Auch die Insassen des US-Gefangenenlagers Bagram in Afghanistan hätten keine Chance auf ein Verfahren in den USA, bedauerte die Chefin von Amnesty Deutschland.
Deutschland gemischt beurteilt
Vor wenigen Tagen war Bundespräsident Horst Köhler in China. Er übergab dort eine Namensliste von Menschenrechtsverteidigern, die in Haft sind und erbat Auskunft.
Lüke hofft, dass unter den Namen auch der von Liu Xiaobo ist, eines Kämpfers für die Menschenrechte, der im Dezember 2009 zu 11 Jahren Haft verurteilt worden ist.
Aber auch Deutschland haben die Menschenrechtler von Amnesty unter die Lupe genommen.
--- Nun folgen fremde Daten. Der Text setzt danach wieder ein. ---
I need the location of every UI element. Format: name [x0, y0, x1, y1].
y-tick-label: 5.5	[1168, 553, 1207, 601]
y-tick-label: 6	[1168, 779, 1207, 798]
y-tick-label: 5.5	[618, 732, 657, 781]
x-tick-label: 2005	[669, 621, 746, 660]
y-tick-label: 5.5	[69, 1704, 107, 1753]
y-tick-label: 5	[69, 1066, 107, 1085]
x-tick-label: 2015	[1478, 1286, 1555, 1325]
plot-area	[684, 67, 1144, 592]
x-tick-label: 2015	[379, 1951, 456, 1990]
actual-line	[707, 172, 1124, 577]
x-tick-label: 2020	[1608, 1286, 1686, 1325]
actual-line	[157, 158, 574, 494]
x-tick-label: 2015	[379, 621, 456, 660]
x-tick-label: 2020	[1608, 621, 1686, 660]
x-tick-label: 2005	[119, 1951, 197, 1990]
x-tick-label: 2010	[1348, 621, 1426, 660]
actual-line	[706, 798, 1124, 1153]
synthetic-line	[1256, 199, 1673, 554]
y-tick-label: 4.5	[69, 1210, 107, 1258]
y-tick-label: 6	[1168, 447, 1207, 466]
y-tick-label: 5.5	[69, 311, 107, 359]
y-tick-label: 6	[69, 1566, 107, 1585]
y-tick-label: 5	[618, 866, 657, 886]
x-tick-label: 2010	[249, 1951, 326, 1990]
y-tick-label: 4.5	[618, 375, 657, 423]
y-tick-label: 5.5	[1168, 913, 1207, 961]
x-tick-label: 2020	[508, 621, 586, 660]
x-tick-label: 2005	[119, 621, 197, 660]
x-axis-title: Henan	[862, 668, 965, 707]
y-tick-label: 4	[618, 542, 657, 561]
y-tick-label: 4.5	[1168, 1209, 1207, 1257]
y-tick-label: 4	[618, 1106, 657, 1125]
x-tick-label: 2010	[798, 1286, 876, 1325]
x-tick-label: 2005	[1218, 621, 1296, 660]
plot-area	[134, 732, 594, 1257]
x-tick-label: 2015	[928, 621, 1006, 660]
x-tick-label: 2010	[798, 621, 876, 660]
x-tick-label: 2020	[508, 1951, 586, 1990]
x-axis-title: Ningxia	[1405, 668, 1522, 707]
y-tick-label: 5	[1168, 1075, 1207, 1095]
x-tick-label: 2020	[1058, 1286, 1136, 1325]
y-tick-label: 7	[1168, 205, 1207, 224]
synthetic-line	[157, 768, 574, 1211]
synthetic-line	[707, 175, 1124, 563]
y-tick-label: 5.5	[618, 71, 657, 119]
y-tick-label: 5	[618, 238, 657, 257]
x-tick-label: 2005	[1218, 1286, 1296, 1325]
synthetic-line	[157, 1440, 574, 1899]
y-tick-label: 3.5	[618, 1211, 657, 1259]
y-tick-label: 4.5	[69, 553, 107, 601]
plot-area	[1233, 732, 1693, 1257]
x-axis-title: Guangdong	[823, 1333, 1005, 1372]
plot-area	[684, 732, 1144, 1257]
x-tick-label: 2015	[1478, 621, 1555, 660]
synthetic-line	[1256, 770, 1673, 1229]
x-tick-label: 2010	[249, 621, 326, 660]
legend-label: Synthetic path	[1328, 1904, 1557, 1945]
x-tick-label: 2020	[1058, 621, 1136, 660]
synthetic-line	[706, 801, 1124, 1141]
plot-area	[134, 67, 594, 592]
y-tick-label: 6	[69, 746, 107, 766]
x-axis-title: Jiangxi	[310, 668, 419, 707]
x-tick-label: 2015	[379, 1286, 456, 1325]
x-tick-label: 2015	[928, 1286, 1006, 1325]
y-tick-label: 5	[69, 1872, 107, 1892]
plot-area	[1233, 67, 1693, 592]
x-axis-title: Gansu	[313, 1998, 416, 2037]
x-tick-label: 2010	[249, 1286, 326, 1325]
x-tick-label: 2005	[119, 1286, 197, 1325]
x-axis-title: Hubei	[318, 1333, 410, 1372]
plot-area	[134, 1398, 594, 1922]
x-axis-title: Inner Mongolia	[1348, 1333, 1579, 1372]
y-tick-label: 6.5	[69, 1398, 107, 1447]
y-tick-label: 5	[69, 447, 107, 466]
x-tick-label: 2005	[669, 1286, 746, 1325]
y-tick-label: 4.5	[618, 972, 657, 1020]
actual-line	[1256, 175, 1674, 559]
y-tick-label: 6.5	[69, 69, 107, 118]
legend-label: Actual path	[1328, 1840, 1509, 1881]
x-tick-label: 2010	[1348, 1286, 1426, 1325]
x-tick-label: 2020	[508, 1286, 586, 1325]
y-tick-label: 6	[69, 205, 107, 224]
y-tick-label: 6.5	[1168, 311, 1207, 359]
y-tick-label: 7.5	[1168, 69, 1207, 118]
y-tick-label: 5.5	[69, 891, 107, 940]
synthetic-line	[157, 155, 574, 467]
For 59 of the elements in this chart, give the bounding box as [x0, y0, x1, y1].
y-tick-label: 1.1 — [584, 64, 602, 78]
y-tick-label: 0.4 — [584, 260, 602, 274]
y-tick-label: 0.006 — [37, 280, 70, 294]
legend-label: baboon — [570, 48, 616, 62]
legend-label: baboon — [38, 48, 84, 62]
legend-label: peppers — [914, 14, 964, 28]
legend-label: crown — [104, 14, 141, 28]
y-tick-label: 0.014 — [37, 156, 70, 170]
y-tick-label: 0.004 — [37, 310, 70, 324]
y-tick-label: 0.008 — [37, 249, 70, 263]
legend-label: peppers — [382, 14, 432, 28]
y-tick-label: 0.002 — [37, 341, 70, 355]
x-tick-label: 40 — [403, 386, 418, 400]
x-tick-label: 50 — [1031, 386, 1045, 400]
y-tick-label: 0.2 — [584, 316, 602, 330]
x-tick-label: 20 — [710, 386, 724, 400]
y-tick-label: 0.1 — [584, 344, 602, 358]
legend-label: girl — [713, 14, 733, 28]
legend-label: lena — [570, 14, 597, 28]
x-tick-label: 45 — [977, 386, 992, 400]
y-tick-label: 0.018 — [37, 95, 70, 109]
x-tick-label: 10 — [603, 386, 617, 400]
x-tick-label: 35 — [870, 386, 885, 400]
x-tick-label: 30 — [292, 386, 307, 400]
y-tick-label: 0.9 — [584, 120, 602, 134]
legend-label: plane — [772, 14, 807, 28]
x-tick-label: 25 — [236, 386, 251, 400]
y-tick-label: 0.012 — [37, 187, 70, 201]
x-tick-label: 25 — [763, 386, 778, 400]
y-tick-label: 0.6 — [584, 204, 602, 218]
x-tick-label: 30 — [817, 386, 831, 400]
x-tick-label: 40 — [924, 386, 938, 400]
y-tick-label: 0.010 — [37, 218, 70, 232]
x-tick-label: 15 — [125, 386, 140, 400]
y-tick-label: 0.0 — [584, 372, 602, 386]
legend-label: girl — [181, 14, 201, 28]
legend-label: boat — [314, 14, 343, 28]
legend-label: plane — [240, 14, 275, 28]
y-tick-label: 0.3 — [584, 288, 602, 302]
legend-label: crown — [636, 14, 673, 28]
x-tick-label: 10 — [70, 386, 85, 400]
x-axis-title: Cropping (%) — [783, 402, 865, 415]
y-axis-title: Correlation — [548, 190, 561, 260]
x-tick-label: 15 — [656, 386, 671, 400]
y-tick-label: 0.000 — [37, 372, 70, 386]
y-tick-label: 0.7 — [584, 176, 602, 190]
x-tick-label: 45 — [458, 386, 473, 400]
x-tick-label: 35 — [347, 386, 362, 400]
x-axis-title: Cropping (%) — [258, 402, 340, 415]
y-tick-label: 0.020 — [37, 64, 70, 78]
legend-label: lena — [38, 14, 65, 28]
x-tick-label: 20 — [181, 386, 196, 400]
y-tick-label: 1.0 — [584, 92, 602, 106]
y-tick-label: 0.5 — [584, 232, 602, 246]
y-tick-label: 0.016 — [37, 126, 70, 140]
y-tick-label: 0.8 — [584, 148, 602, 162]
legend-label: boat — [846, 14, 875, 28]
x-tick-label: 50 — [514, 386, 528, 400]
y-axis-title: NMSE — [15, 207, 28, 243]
Hier gebe es durchaus positive Entwicklungen, stellte Monika Lüke fest:
"Die Kinder von Ausländern, die in Deutschland ohne Papiere leben, sogenannte Illegale, können endlich zur Schule gehen, ohne dass sie fürchten müssen, dass am Tag danach ihre Familie abgeschoben wird. Denn endlich sind die Schulbehörden in allen Bundesländern nicht mehr verpflichtet, die Daten an die Ausländerbehörden weiter zu übermitteln." Enttäuschend bleibe allerdings, so die Generalsekretärin von Amnesty International in Deutschland, dass Politiker immer noch nicht erkannt hätten, dass man niemals in Folterstaaten abschieben dürfe. Sogenannte diplomatische Zusicherungen seien nichts als leere Versprechungen. Geständnisse, die unter Folter entstanden seien, müssten vor deutschen Gerichten tabu bleiben.
Nachdrücklich verwies Lüke auf Menschenrechtsverletzungen in Sri Lanka, in Israel und Palästina sowie in der Demokratischen Republik Kongo. In Russland sei die Menschenrechtslage "verheerend" - auch unter dem neuen Präsidenten Medwedjew:
"Wer sich in Moskau oder im Nordkaukasus für die Menschenrechte einsetzt, läuft Gefahr, umgebracht zu werden."